Along with the property dispute, Johnson and McCartney are working on a case in which Brian Griffith, a veteran from Clarksburg, and his family are seeking to recover money from a contractor who installed a faulty floor in his newly-built home.
“I was going to try to go to court myself and represent us but then we found out about (the Veterans Assistance Project),” said Griffith, a former U.S. Marine. “I’m glad we did. I wouldn’t have known half the stuff I had to do. With contract law, there are a lot of requirements and deadlines, certain ways you have to do everything or it doesn’t count. The students have been a lot of help and have done a great job.

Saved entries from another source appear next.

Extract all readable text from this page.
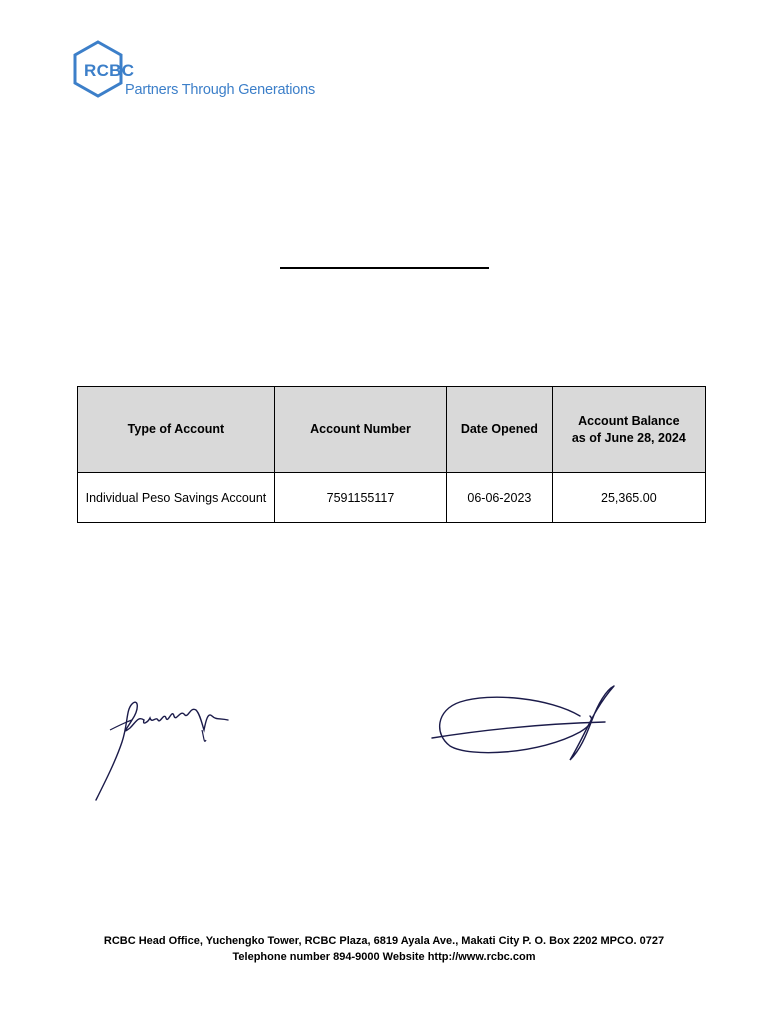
RCBC
Partners Through Generations
Type of Account	Account Number	Date Opened	Account Balance
as of June 28, 2024
Individual Peso Savings Account	7591155117	06-06-2023	25,365.00
RCBC Head Office, Yuchengko Tower, RCBC Plaza, 6819 Ayala Ave., Makati City P. O. Box 2202 MPCO. 0727
Telephone number 894-9000 Website http://www.rcbc.com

We’d have never been able to (represent ourselves) or hire someone. It would have been too much.”
The students are glad to help.
“It’s nice that this guy’s benefits don’t have to go to paying an attorney or that he doesn’t have to suffer,” Johnson said. “The attorney’s fees that he’d have to pay would be pretty outrageous. It would be cheaper just to deal with a bad floor. So it’s nice to know that we’re able to do that for him and for him to get a benefit for having served.”
Johnson and McCartney said they’ve enjoyed the processes of each case as it unfolds but are especially grateful for having gone through the property case. Although it involved traveling to a rural area and visiting the property during a highly contentious and longstanding feud between neighbors, the students also received their first extended taste of the legal process outside the classroom. Going to court was exciting, the students said, but the entire process was challenging and rewarding.

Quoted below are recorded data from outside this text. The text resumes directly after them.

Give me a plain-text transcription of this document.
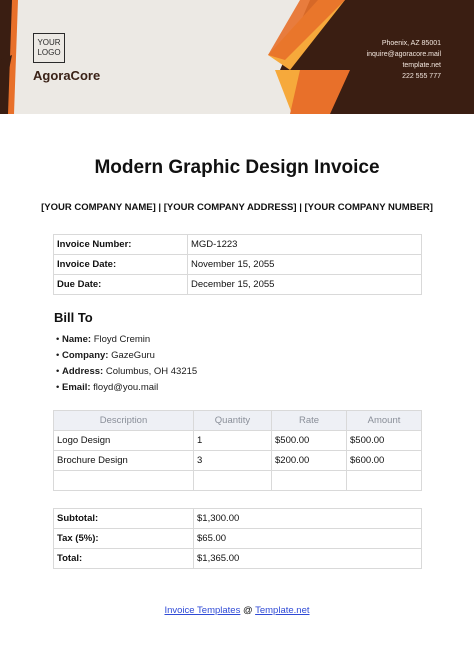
YOUR LOGO
AgoraCore
Phoenix, AZ 85001
inquire@agoracore.mail
template.net
222 555 777
Modern Graphic Design Invoice
[YOUR COMPANY NAME] | [YOUR COMPANY ADDRESS] | [YOUR COMPANY NUMBER]
Invoice Number:	MGD-1223
Invoice Date:	November 15, 2055
Due Date:	December 15, 2055
Bill To
• Name: Floyd Cremin
• Company: GazeGuru
• Address: Columbus, OH 43215
• Email: floyd@you.mail
Description	Quantity	Rate	Amount
Logo Design	1	$500.00	$500.00
Brochure Design	3	$200.00	$600.00

Subtotal:	$1,300.00
Tax (5%):	$65.00
Total:	$1,365.00
Invoice Templates @ Template.net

“It’s not just going to the trial on the day of the trial,” McCartney said. “There’s pre-trial motions, preliminary hearings, jury selection — there’s so many components to build up to that day. What I learned the most from it is the preparation involved in getting there.”
While the students gained knowledge, the property verdict brought a measure of relief and satisfaction to the veteran.

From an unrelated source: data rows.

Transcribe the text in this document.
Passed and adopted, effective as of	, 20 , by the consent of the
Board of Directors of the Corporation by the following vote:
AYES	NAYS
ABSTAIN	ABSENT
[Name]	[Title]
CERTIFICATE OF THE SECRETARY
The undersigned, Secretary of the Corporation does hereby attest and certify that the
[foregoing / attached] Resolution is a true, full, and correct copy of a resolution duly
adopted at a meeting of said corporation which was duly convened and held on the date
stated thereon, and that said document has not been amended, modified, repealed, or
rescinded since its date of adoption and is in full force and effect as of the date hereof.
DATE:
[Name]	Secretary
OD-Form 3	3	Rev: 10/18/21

“Josh and John were excellent and professional in their field,” he said. “I would recommend them to any veteran – I think using the school at WVU is a good idea. It gives them experience and us a good return. It’s nice that the school cares enough about veterans to try to serve and help us.”
The idea for Veterans’ Assistance Project evolved through discussions with Stephen Butera, regional council for the VA system, and WVU. In 2011, the VA issued a directive that allowed hospitals to make space available for services such as legal help. A few weeks later, WVU signed an agreement with the Louis A. Johnson System. College of Law graduate and veteran Tom Yanni was instrumental in helping forge the partnership and consults with the students from time to time.
The work of WVU’s law clinics is paying off in other ways. Recently, the College of Law was picked as a recipient of the 2012 Excellence in Pro Bono Award from the national rating service Super Lawyers. The award was given to recognize the clinical law program’s volunteer legal services to the poor, disadvantaged and exploited.
The clinics were established in 1976 and provide more than 22,000 hours of pro bono legal aid and more than 20,000 other volunteer hours each year. Supervised by law professors, the clinics serve the public while exposing students to all phases of lawyering, including drafting briefs, trial advocacy, negotiating, and interviewing.
The WVU College of Law operates nine clinics: Civil Practice Clinic; Child & Family Law Clinic with Medical-Legal Partnership; Entrepreneurship Law Clinic; Immigration Law Clinic; Innocence Project; Low Income Tax Clinic; Land Use & Sustainable Development Law Clinic; United States Supreme Court Clinic; and the Veterans’ Assistance Project.